The Title That Gave Away The Big Surprise

When I was a Strange Horizons editor, we used to occasionally receive stories in which the title gave away a major surprise plot element. I always thought of that as a kind of beginning-writer mistake, but I see now that apparently it was considered a reasonable thing to do in sf written circa 1940.

For example, in the classic 1946 Healy/McComas anthology Adventures in Time and Space, there’s an Eric Frank Russell story titled “Symbiotica,” in which the eventual big surprise is that the aliens turn out to have some kind of symbiotic relationship. And there’s a Maurice A. Hugi story titled “Mechanical Mice,” in which the mysterious machine from the future eventually turns out to make mechanical mice. And in Harry Bates’s “A Matter of Size,” the protagonist eventually discovers a surprise having to do with his physical size.

In each of those cases, the surprise that the title refers to isn’t revealed until at least halfway through the story, so the reader is left impatiently waiting for the protagonists to slowly figure out the thing that the title revealed at the start.
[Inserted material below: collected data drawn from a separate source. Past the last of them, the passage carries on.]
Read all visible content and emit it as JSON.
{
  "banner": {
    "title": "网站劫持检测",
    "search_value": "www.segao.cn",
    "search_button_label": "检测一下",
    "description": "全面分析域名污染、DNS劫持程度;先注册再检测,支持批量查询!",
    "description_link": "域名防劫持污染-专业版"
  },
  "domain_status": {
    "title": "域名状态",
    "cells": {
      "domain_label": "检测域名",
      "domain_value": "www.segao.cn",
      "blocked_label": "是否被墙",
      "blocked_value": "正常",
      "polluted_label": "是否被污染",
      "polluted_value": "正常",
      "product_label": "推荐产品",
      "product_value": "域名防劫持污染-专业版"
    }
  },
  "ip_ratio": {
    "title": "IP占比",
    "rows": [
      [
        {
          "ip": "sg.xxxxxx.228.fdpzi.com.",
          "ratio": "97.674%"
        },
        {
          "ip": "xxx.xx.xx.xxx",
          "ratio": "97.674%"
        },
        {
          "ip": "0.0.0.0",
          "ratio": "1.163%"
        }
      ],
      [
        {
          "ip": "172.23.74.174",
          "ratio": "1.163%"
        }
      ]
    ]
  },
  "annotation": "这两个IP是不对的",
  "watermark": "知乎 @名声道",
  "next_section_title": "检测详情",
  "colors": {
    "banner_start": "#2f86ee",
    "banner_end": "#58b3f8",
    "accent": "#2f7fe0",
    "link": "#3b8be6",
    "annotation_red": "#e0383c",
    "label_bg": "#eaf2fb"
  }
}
One might argue that these titles indicate that these stories aren’t intended to surprise readers—but in each case, the stories are structured as the protagonists encountering mysterious situations and gradually figuring out the answers to the mysteries. That’s not the only thing going on in the stories—the “surprise” reveals aren’t at the ends of the stories—but it is a major part; if the surprise isn’t meant to be a surprise, then the story shouldn’t (imo) build it up as a mystery.

But the editors of this major anthology considered these stories to be among the best available, so clearly there were other sources of reader pleasure involved here. But even so, I feel like all of those stories would have been improved by either having titles that gave less away, or having plots that didn’t focus so strongly on mystery/revelation.